Whitehall’s recruitment process is too long and costly, the National Audit Office has found.

Its report, Recruiting civil servants efficiently, published on February 13, said the cost could be cut by as much as 68% without any drop in the quality of candidates. This would slash internal staff costs across government by £35m annually.

The NAO found that it could take up to 16 weeks to recruit staff. Time could be saved by better anticipation of the need for recruitment, using resources more efficiently and standardising the recruitment process.

Central government recruited more than 40,000 staff last year, but the departments rarely tested the effectiveness of their recruitment policies, according to the report.

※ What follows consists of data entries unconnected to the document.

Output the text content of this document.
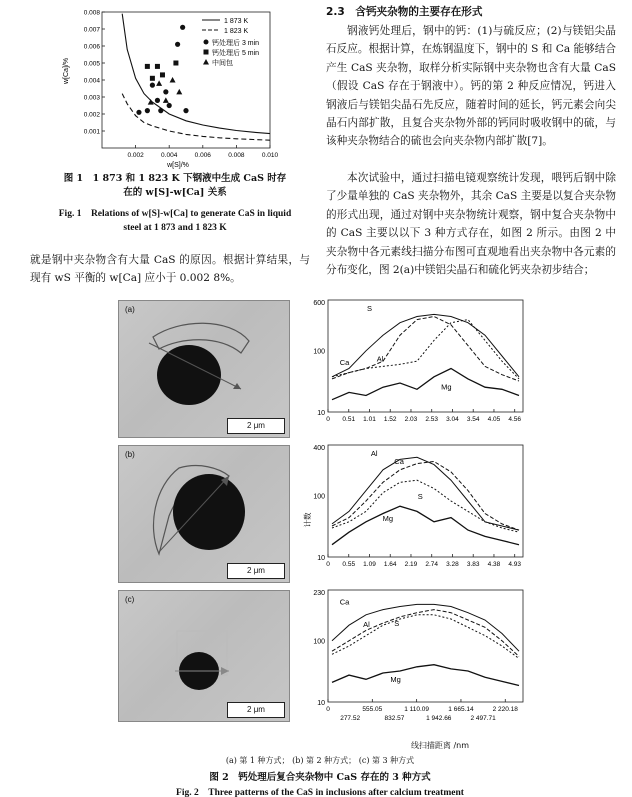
0.001
0.002
0.003
0.004
0.005
0.006
0.007
0.008
0.002	0.004	0.006	0.008	0.010
w[Ca]/%
w[S]/%
1 873 K
1 823 K
钙处理后 3 min
钙处理后 5 min
中间包
图 1　1 873 和 1 823 K 下钢液中生成 CaS 时存在的 w[S]-w[Ca] 关系
Fig. 1　Relations of w[S]-w[Ca] to generate CaS in liquid steel at 1 873 and 1 823 K
就是钢中夹杂物含有大量 CaS 的原因。根据计算结果，与现有 wS 平衡的 w[Ca] 应小于 0.002 8%。
2.3　含钙夹杂物的主要存在形式
钢液钙处理后，钢中的钙：(1)与硫反应；(2)与镁铝尖晶石反应。根据计算，在炼钢温度下，钢中的 S 和 Ca 能够结合产生 CaS 夹杂物，取样分析实际钢中夹杂物也含有大量 CaS（假设 CaS 存在于钢液中）。钙的第 2 种反应情况，钙进入钢液后与镁铝尖晶石先反应，随着时间的延长，钙元素会向尖晶石内部扩散，且复合夹杂物外部的钙同时吸收钢中的硫，与该种夹杂物结合的硫也会向夹杂物内部扩散[7]。
本次试验中，通过扫描电镜观察统计发现，喂钙后钢中除了少量单独的 CaS 夹杂物外，其余 CaS 主要是以复合夹杂物的形式出现，通过对钢中夹杂物统计观察，钢中复合夹杂物中的 CaS 主要以以下 3 种方式存在，如图 2 所示。由图 2 中夹杂物中各元素线扫描分布图可直观地看出夹杂物中各元素的分布变化，图 2(a)中镁铝尖晶石和硫化钙夹杂初步结合；
(a)
2 μm
(b)
2 μm
(c)
2 μm
10
100
600
0 0.51 1.01 1.52 2.03 2.53 3.04 3.54 4.05 4.56
S
Ca	Al
Mg
10
100
400
0 0.55 1.09 1.64 2.19 2.74 3.28 3.83 4.38 4.93
Al
Ca
S
Mg
10
100
230
0	555.05	1 110.09	1 665.14	2 220.18
277.52	832.57	1 942.66	2 497.71
Ca
Al	S
Mg
计数
线扫描距离 /nm
(a) 第 1 种方式； (b) 第 2 种方式； (c) 第 3 种方式
图 2　钙处理后复合夹杂物中 CaS 存在的 3 种方式
Fig. 2　Three patterns of the CaS in inclusions after calcium treatment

Internal staff costs of recruiting an individual varied from £556 to £1,921 per position, the report said.

There was no centrally held data on the cost of central government recruitment programmes, it added.

Better workforce planning, standard job advertisements and application forms, and an earlier rooting out of unsuitable candidates could all improve the civil servant recruitment process, the NAO concluded.

NAO head Tim Burr said: ‘Departments often pay too little attention to how they manage the recruitment process. External recruitment currently takes longer and consumes more internal staff time than it should.’

Edward Leigh, chair of the Commons Public Accounts Committee, said that, in some Whitehall departments, 52% of junior civil servants left their posts within 12 months of being appointed.

He added: ‘Such an extraordinarily high departure rate raises a big question about the quality of the process used to recruit them.’